Le ferite di quella stagione, il fuoco amico di parte della magistratura, sono tra quei pezzi di storia che meno volentieri si ricordano quando si ripercorre la vita di Giovanni Falcone. “Fu un grandissimo dolore per lui presentarsi al Csm quasi a doversi discolpare di qualcosa. Ma sono cose note, non vorrei parlarne più di tanto”, dice Maria Falcone. La sorella del giudice però tiene a sottolineare altri aspetti della cifra con cui il magistrato ucciso a Capaci interpretava il suo ruolo. Sottintendendo lampanti diversità con tante pagine recenti. “Si scriveva da solo i verbali per ridurre al minimo il rischio di fuga di notizie. Mi pare che oggi le cose vadano diversamente. E se Giovanni parlava in qualche intervista lo faceva solo perché diceva che era bene che si parlasse di mafia perché all’epoca non se ne parlava”. Un altro esempio da ricordare, lontano dal protagonismo e dalla spettacolarizzazione della giustizia, malgrado le accuse di sovraesposizione mediatica che certi suoi detrattori gli rinfacciarono ai tempi.

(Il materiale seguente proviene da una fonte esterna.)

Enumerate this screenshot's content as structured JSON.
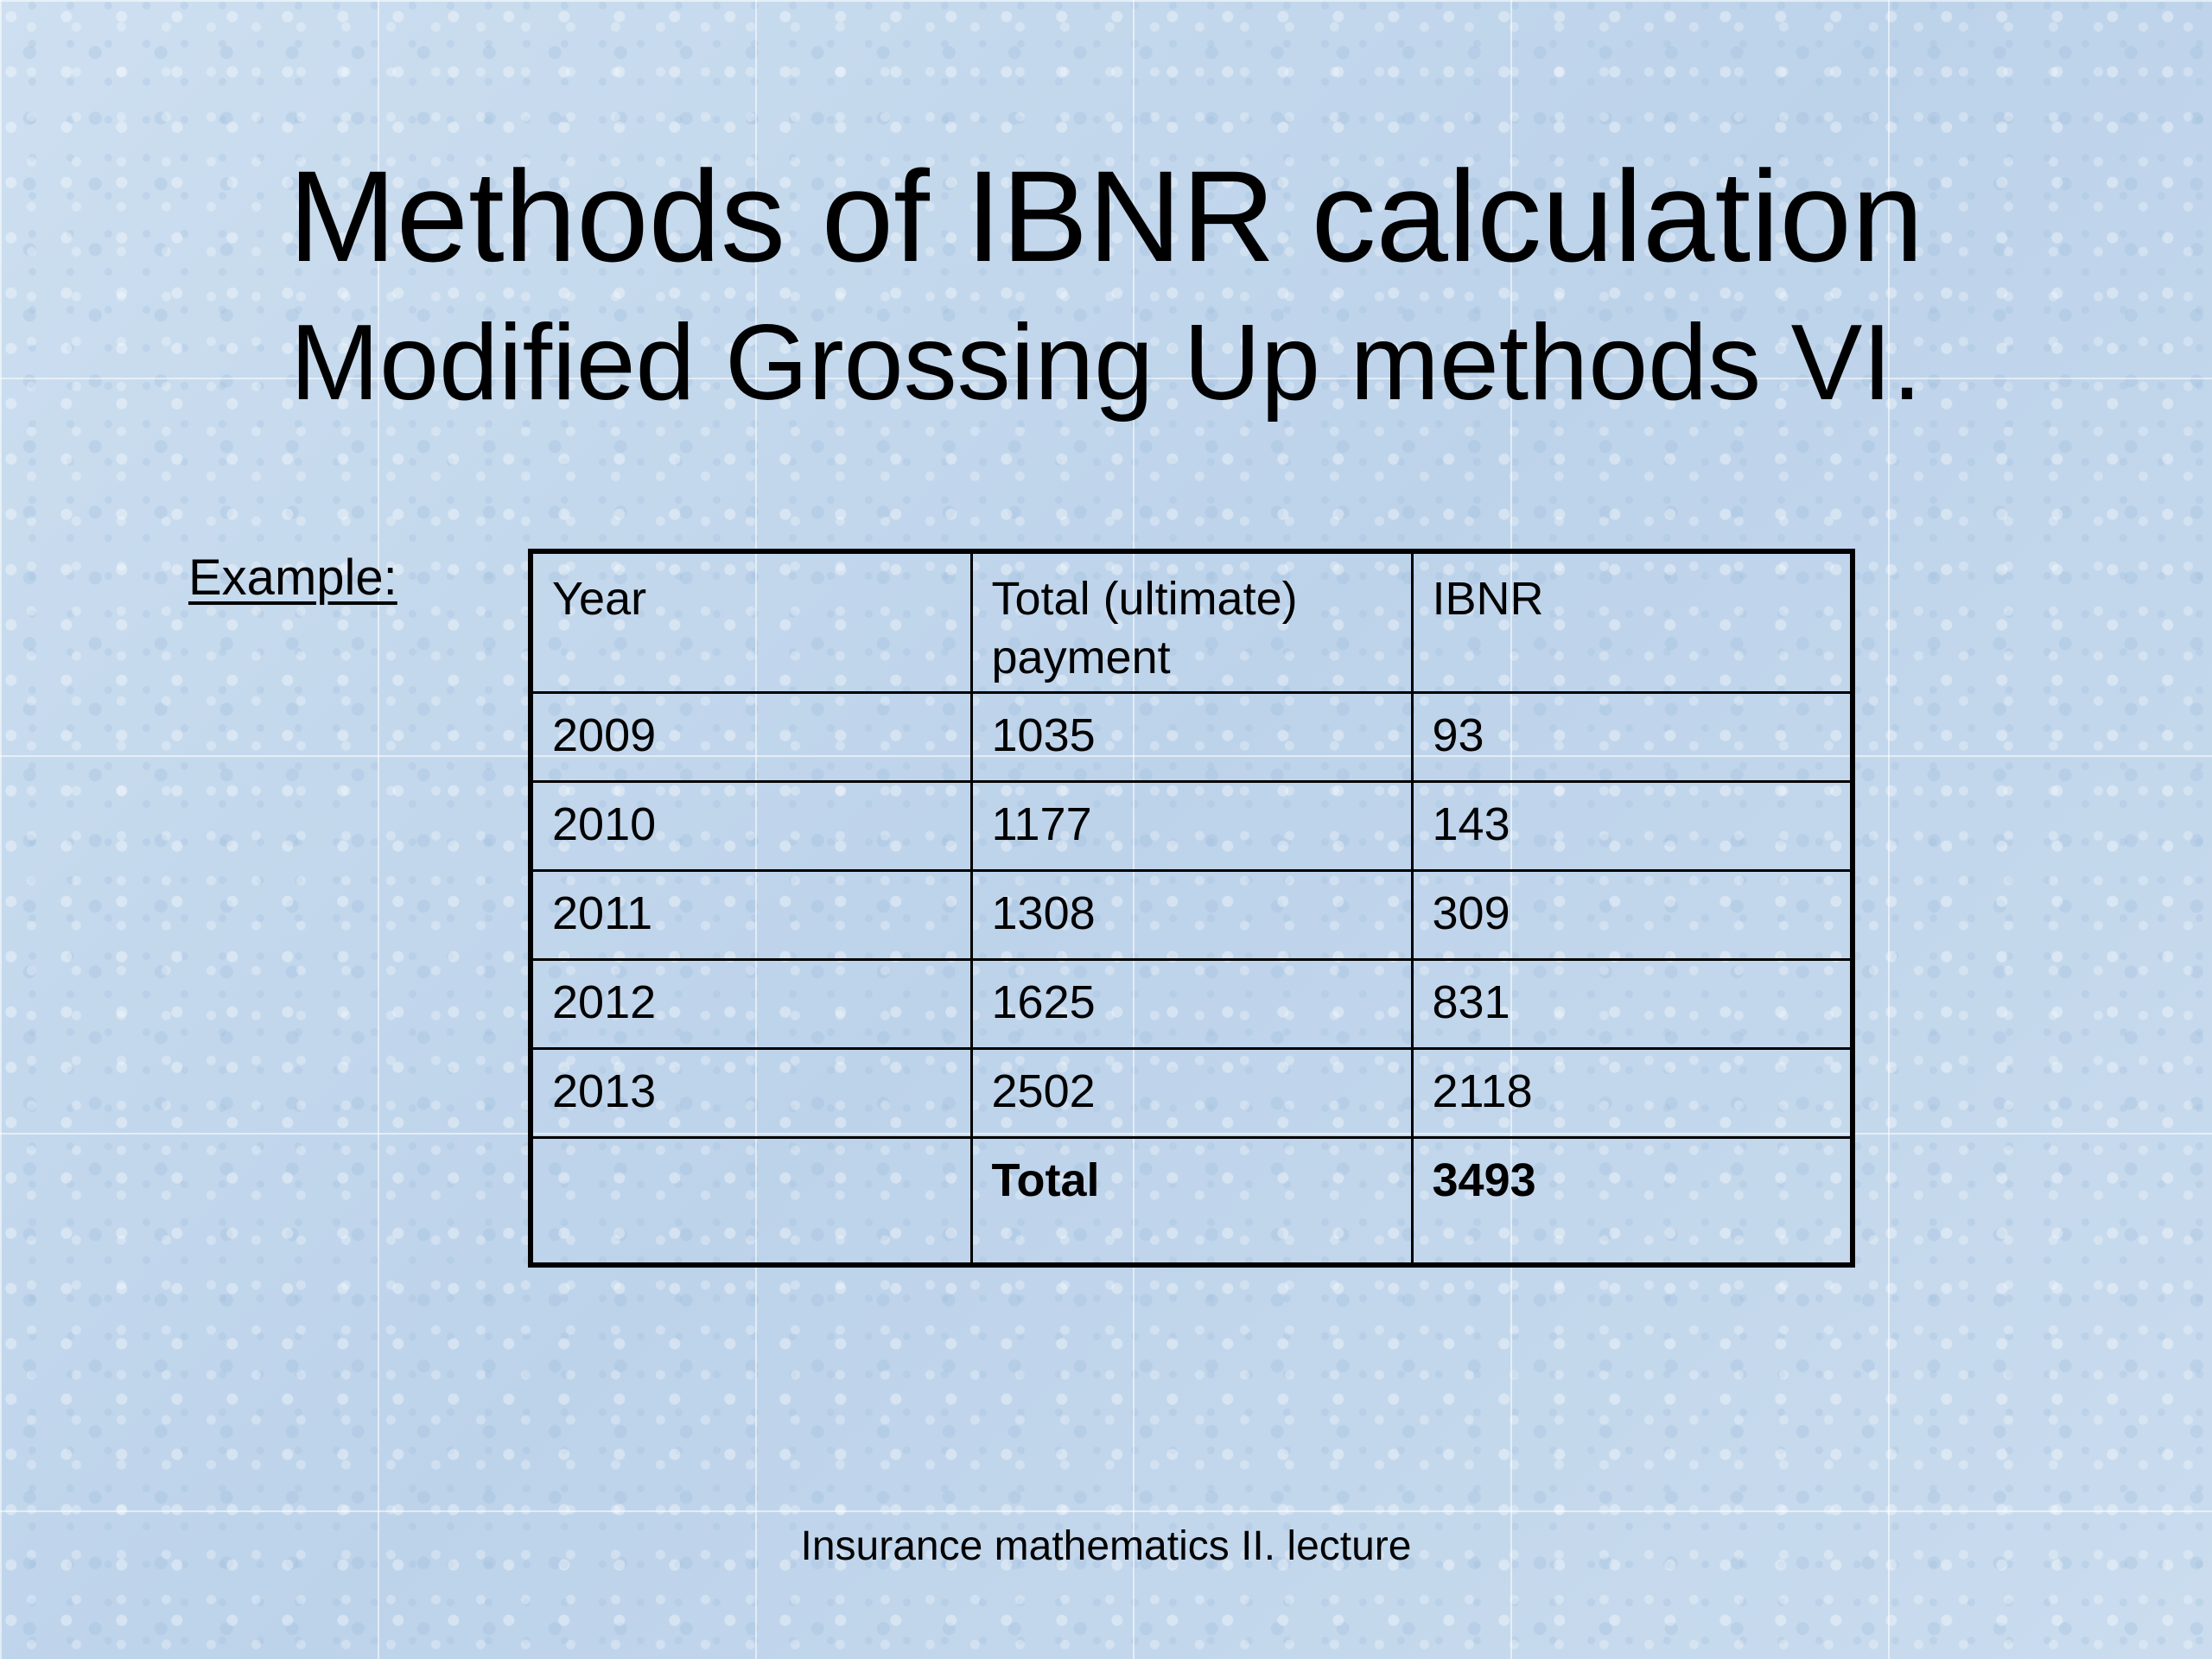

L’esempio di Falcone parla forte e chiaro ai nostri giorni. La ricerca seria e severa di un impianto probatorio che giustificasse il processo, senza imbastire procedimenti destinati a poter vivere solo sui giornali ma a morire in Aula, l’idea chiara e pubblicamente espressa di un processo giusto, con un giudice chiaramente e nettamente terzo rispetto all’accusa e alla difesa, l’approccio laico e fuori dai giochi di partito verso la politica e il potere esecutivo, il rigore senza sconti verso il pataccaro calunniatore di turno (après lui, le déluge), la condanna della cultura del sospetto come “anticamera del kohmeinismo”.
E allora l’augurio per questo 23 maggio è che la magistratura cammini sempre nel solco di quell’insegnamento e di quella testimonianza, per un futuro migliore di quella Giustizia sul cui altare Falcone e altri servitori dello Stato sacrificarono la propria vita. Il che suona retorico, forse, dopo anni e anni di celebrazioni. Ma drammaticamente vero e attuale, forse oggi più che mai.